Principle:Apache Hudi Read Reconciliation
| Knowledge Sources | |
|---|---|
| Domains | Data_Lake, Schema_Management |
| Last Updated | 2026-02-08 00:00 GMT |
Overview
When reading records written under an older schema, the system must project, cast, and rename fields on the fly to present them in the shape expected by the current query schema.
Description
Read Reconciliation is the runtime phase in which records read from storage are transformed to match the query schema. Because schema changes in Apache Hudi are metadata-only operations (existing Parquet files are never rewritten), every file may carry data encoded under a different schema version than the one the query expects. The read reconciliation layer bridges this gap.
Three transformations are applied per record:
- Column projection -- The query schema may request a subset of the file's columns, or the file may lack columns that were added after it was written. For missing columns, the reconciliation layer fills in null values. For extra columns, it drops them.
- Type promotion -- If a column was widened (for example, INT to LONG) after the file was written, the record's value must be cast from the file-era type to the query-era type. The set of allowed casts mirrors the type lattice defined by SchemaChangeUtils.
- Column rename mapping -- If a column was renamed after the file was written, the reconciliation layer locates the data under the old column name in the file and maps it to the new column name in the output record.
In Flink, this reconciliation is performed by a SchemaEvolvingRowDataProjection, which is a RowData-to-RowData function. It is constructed from a "from" RowType (the file-era schema), a "to" RowType (the query-era schema), and a rename map. Internally, it builds a tree of TypeConverter functions that mirror the nested structure of the schema, handling ROW, ARRAY, and MAP types recursively.

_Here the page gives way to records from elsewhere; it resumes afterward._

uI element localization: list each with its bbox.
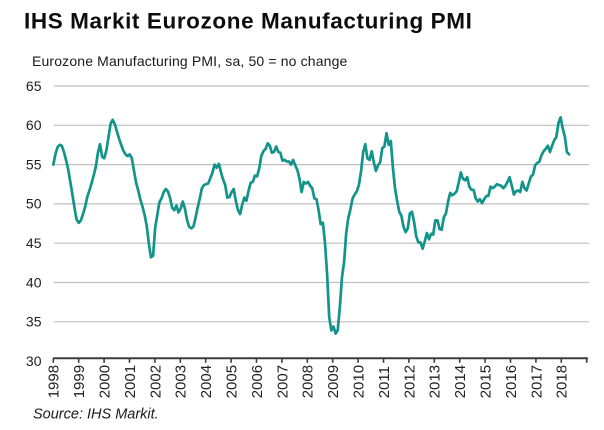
- svg-text:2005: 2005: [224, 365, 241, 398]
- svg-text:2007: 2007: [274, 365, 291, 398]
- svg-text:65: 65: [26, 78, 42, 94]
- svg-text:2002: 2002: [147, 365, 164, 398]
- svg-text:35: 35: [26, 314, 42, 330]
- svg-text:1999: 1999: [71, 365, 88, 398]
- svg-text:2018: 2018: [554, 365, 571, 398]
- svg-text:55: 55: [26, 156, 42, 172]
- svg-text:2015: 2015: [478, 365, 495, 398]
- svg-text:1998: 1998: [46, 365, 63, 398]
- svg-text:Source: IHS Markit.: Source: IHS Markit.: [33, 406, 159, 422]
- svg-text:40: 40: [26, 274, 42, 290]
- svg-text:Eurozone Manufacturing PMI, sa: Eurozone Manufacturing PMI, sa, 50 = no …: [32, 53, 348, 69]
- svg-text:2009: 2009: [325, 365, 342, 398]
- svg-text:45: 45: [26, 235, 42, 251]
- svg-text:2001: 2001: [122, 365, 139, 398]
- svg-text:2017: 2017: [528, 365, 545, 398]
- svg-text:2014: 2014: [452, 365, 469, 398]
- svg-text:IHS Markit Eurozone Manufactur: IHS Markit Eurozone Manufacturing PMI: [24, 8, 472, 33]
- svg-text:2016: 2016: [503, 365, 520, 398]
- svg-text:30: 30: [26, 353, 42, 369]
- svg-text:2000: 2000: [97, 365, 114, 398]
- svg-text:2004: 2004: [198, 365, 215, 398]
- svg-text:2003: 2003: [173, 365, 190, 398]
- svg-text:2010: 2010: [351, 365, 368, 398]
- svg-text:2008: 2008: [300, 365, 317, 398]
- svg-text:60: 60: [26, 117, 42, 133]
- svg-text:2013: 2013: [427, 365, 444, 398]
- svg-text:2012: 2012: [401, 365, 418, 398]
- svg-text:50: 50: [26, 196, 42, 212]
- svg-text:2011: 2011: [376, 366, 393, 398]
- svg-text:2006: 2006: [249, 365, 266, 398]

The per-file schema is resolved by the InternalSchemaManager, which extracts the commit instant from the file name, looks up the InternalSchema that was active at that instant, and merges it with the current query schema to produce a merge schema that preserves the file-era types for Parquet decoding.
Usage
Apply Read Reconciliation whenever:
- A Flink read task opens a Parquet file whose commit instant predates the latest schema change.
- A merge-on-read query must reconcile base file records with log file records that may be under different schemas.
- A compaction or clustering job reads files from multiple schema eras and must produce output under a single unified schema.
- A time-travel query reads files from a past snapshot whose schema differs from the current table schema.
Theoretical Basis
Read Reconciliation implements a schema-on-read strategy. The core idea is that storage files are immutable and their embedded schemas are never modified; instead, a reconciliation layer at read time adapts each record to the reader's expected shape.
Pseudocode for row projection:
function createRowProjection(fromRowType, toRowType, renamedColumns):
fieldGetters = array[toRowType.fieldCount]
converters = array[toRowType.fieldCount]
for i in 0..toRowType.fieldCount:
field = toRowType.fields[i]
// Resolve rename: look up old name if field was renamed
fieldName = renamedColumns.getOrDefault(fullName(field), field.name)
indexInFrom = fromRowType.indexOf(fieldName)
if indexInFrom == -1:
// New column: fill with null
fieldGetters[i] = NULL_GETTER
converters[i] = NOOP
else:
fieldGetters[i] = createFieldGetter(fromRowType.typeAt(indexInFrom), indexInFrom)
converters[i] = createProjection(fromType, toType, renamedColumns)
return rowData -> {
result = new GenericRowData(toRowType.fieldCount)
result.setRowKind(rowData.getRowKind())
for i in 0..fieldGetters.length:
val = fieldGetters[i].get(rowData)
result[i] = val == null ? null : converters[i].convert(val)
return result
}
Pseudocode for per-file schema resolution:
function getMergeSchema(fileName):
if querySchema is empty:
return querySchema
commitTime = extractCommitTime(fileName)
fileSchema = InternalSchemaCache.getByVersionId(commitTime, tablePath, ...)
if querySchema == fileSchema:
return EMPTY_SCHEMA // no merge needed
return InternalSchemaMerger(fileSchema, querySchema,
ignoreRequired=true, useFileTypes=true).mergeSchema()
The key insight is that the merge schema uses the file-era types for Parquet decoding (because Parquet requires the exact type that was used during encoding) but the query-era structure (field order, field presence). After decoding, a second pass (the projection) casts each field from the file-era type to the query-era type.